RNA structure predictions
The IntaRNA (v2.0.4) algorithm37 with the minimum seed requirement of 4 bp was used to predict the ability of RNA-RNA interactions to occur in the regions identified during the SPLASH analysis. Permutated data sets were generated by randomly shuffling the specific interaction partners identified by SPLASH and assessing the interaction ΔG energies using IntaRNA. The significance of the difference between the probability distributions of the ΔG energies associated with the SPLASH-identified intermolecular RNA interactions versus the permutated datasets was calculated using Wilcox Rank-Sum Test in R software. The IntaRNA structure predictions were then used to trim the interaction regions to the nucleotides involved in the base-pairing. For SHAPE-informed RNA-RNA interaction predictions RNAcofold from ViennaRNA package (v2.4.1) was used38. For intramolecular RNA structure predictions RNAStructure package (v6.0) was employed 39 using the Fold and Partition commands to predict secondary RNA structures and partition functions for each segment, respectively. SHAPE reactivities were included as pseudoenergy restraints. A 50 nt sliding median window correlation analysis between the ex virio and in virio SHAPE reactivity profiles was used to determine the extent of SHAPE correlation between the T7-transcribed RNA and vRNP-associated RNA. We found that no correlation existed >150 nt, and therefore set the maximum pairing distance constraint for structure and partition function predictions to 150 nt.
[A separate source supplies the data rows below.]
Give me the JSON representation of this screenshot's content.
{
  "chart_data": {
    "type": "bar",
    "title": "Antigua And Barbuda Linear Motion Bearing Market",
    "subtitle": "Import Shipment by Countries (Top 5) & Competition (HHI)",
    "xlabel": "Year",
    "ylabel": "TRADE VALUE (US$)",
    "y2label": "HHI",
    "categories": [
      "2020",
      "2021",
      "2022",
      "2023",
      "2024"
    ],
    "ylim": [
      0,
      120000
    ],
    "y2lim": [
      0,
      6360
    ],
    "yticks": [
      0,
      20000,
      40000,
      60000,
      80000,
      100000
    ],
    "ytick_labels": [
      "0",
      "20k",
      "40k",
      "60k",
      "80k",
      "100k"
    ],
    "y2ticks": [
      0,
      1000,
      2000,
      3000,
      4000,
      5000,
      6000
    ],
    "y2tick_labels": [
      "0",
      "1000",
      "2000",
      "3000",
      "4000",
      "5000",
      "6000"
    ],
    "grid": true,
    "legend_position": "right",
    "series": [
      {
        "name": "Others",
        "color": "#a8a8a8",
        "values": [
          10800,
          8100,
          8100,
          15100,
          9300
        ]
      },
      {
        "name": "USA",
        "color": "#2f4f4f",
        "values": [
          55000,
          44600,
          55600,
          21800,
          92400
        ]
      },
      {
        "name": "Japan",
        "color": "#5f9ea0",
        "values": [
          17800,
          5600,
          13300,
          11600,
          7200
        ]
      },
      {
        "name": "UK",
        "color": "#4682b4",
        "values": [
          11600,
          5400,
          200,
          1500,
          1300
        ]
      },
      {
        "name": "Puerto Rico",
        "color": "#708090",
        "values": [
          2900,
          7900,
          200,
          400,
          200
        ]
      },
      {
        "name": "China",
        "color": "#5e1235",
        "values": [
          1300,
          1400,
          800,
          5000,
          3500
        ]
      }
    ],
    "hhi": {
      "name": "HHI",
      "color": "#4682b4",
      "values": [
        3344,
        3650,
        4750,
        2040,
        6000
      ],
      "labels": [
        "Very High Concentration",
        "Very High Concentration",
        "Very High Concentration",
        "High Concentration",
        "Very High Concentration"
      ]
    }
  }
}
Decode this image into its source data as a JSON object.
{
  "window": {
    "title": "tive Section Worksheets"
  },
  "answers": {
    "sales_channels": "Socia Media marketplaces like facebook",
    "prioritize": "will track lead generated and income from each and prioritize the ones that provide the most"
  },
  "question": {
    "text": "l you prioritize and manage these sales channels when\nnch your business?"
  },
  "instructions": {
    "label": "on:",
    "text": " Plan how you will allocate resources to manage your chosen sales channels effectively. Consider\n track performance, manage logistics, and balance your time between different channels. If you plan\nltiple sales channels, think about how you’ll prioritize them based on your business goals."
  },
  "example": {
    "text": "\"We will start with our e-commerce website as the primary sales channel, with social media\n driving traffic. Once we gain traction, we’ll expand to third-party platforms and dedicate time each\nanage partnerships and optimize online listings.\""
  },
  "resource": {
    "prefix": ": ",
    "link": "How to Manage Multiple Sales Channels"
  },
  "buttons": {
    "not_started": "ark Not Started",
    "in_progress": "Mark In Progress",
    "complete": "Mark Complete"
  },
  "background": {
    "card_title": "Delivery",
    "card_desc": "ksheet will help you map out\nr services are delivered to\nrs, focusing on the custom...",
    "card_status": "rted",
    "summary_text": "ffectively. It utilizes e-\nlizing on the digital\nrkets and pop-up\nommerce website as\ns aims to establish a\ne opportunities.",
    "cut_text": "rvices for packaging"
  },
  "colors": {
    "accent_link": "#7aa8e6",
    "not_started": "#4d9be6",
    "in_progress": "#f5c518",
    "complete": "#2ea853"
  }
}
For the intramolecular structure predictions we set the nucleotides within the promoter region to be single stranded.
RT-qPCR
vRNA was extracted from rescued virus stocks using the Direct-zol™ RNA MiniPrep kit (Zymo Research), including a DNase treatment step. vRNA was reverse transcribed using SuperScript™ III (Thermo Fisher), per the manufacturer’s instructions, using an equimolar ratio of the universal vRNA primers (Extended Data Table 2) and primer extension at 37°C for 1 h. qPCR was performed using the Brilliant III Ultra-Fast Probe High ROX QPCR Master Mix (Agilent) with segment-specific primers and probes (Extended Data Table 2).
Acknowledgements
We thank J. Kenyon for helpful discussions and sharing protocols and J. Robertson for making 1M7 reagent. This work was supported by a Wellcome Trust studentship [105399/Z/14/Z] (to B.D.), a Medical Research Council programme grant [MR/K000241/1] (to E.F.), and an EPA Cephalosporin Junior Research Fellowship (to D.L.V.B.). This work was also supported by the U.S. National Institutes of Health [grant numbers HL111527, GM101237 and HG008133].